When we evaluate the forecast, we want to account for uncertainty of accuracy, e.g. by accounting for the standard deviation of the test residuals. 当我们评估预测时,我们要考虑准确性的不确定性,例如 通过考虑测试残差的标准偏差。
test_residuals <- pred_test$resid_lm
test_resid_sd <- sd(test_residuals, na.rm = TRUE)
pred_future <- pred_future %>%
mutate(
lo.95 = sum_income - 1.96 * test_resid_sd,
lo.80 = sum_income - 1.28 * test_resid_sd,
hi.80 = sum_income + 1.28 * test_resid_sd,
hi.95 = sum_income + 1.96 * test_resid_sd
)
This, we can then plot to show the forecast with confidence intervals: 这样,我们可以用置信区间来绘制预测:
retail_p_day %>%
select(day, sum_income) %>%
rename(date = day) %>%
ggplot(aes(x = date, y = sum_income)) +
geom_point(alpha = 0.5) +
geom_line(alpha = 0.5) +
geom_ribbon(aes(ymin = lo.95, ymax = hi.95), data = pred_future,
fill = "#D5DBFF", color = NA, size = 0) +
geom_ribbon(aes(ymin = lo.80, ymax = hi.80, fill = key), data = pred_future,
fill = "#596DD5", color = NA, size = 0, alpha = 0.8) +
geom_point(aes(x = date, y = sum_income), data = pred_future,
alpha = 0.5, color = palette_light()[[2]]) +
geom_smooth(aes(x = date, y = sum_income), data = pred_future,
method = 'loess', color = "white") +
theme_tq()
## Warning: Removed 1 rows containing non-finite values (stat_smooth).

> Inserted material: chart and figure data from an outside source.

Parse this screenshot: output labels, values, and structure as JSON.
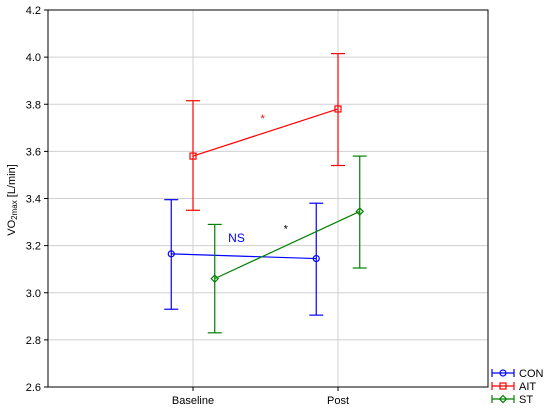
{
  "chart_data": {
    "type": "line",
    "title": "",
    "xlabel": "",
    "ylabel_main": "VO",
    "ylabel_sub": "2max",
    "ylabel_unit": " [L/min]",
    "categories": [
      "Baseline",
      "Post"
    ],
    "ylim": [
      2.6,
      4.2
    ],
    "yticks": [
      "2.6",
      "2.8",
      "3.0",
      "3.2",
      "3.4",
      "3.6",
      "3.8",
      "4.0",
      "4.2"
    ],
    "grid": true,
    "legend_position": "bottom-right",
    "series": [
      {
        "name": "CON",
        "color": "#0000ff",
        "marker": "circle",
        "offset": -0.15,
        "values": [
          3.165,
          3.145
        ],
        "lower": [
          2.93,
          2.905
        ],
        "upper": [
          3.395,
          3.38
        ]
      },
      {
        "name": "AIT",
        "color": "#ff0000",
        "marker": "square",
        "offset": 0.0,
        "values": [
          3.58,
          3.78
        ],
        "lower": [
          3.35,
          3.54
        ],
        "upper": [
          3.815,
          4.015
        ]
      },
      {
        "name": "ST",
        "color": "#008000",
        "marker": "diamond",
        "offset": 0.15,
        "values": [
          3.06,
          3.345
        ],
        "lower": [
          2.83,
          3.105
        ],
        "upper": [
          3.29,
          3.58
        ]
      }
    ],
    "annotations": [
      {
        "text": "NS",
        "color": "#0000ff",
        "x": 0.3,
        "y": 3.215,
        "size": 12
      },
      {
        "text": "*",
        "color": "#ff0000",
        "x": 0.48,
        "y": 3.725,
        "size": 11
      },
      {
        "text": "*",
        "color": "#000000",
        "x": 0.64,
        "y": 3.255,
        "size": 11
      }
    ]
  }
}
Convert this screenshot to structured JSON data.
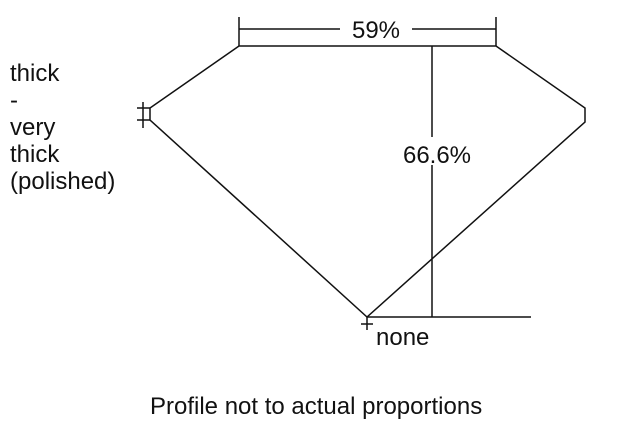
{
  "girdle": {
    "lines": [
      "thick",
      "-",
      "very",
      "thick",
      "(polished)"
    ]
  },
  "table_percent": "59%",
  "depth_percent": "66.6%",
  "culet": "none",
  "caption": "Profile not to actual proportions",
  "colors": {
    "line": "#111111",
    "background": "#ffffff"
  }
}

## Warning: Removed 1 rows containing missing values (geom_point).
Our model predicts that income will follow a curve that is very similar to last year’s with a drop after Christmas and an increase towards the later months of the year. In and off itself, this sounds reasonable. However, because we only have data from one year, we do not know whether the decline in January/February and the increase towards Christmas is an annually recurring trend or whether the increase we see at the end of 2011 will be independent of seasonality and continue to rise in the future. 我们的模型预测,收入将跟随一个曲线,与去年非常相似,圣诞节后下降,并在一年后的几个月增加。这个听起来很合理。 不过,由于我们只有一年的数据,我们不知道1月/2月的下降以及圣诞节的增长是否是每年的经常性趋势,或者我们在2011年底看到的增长是否会与季节性无关或将来会上升。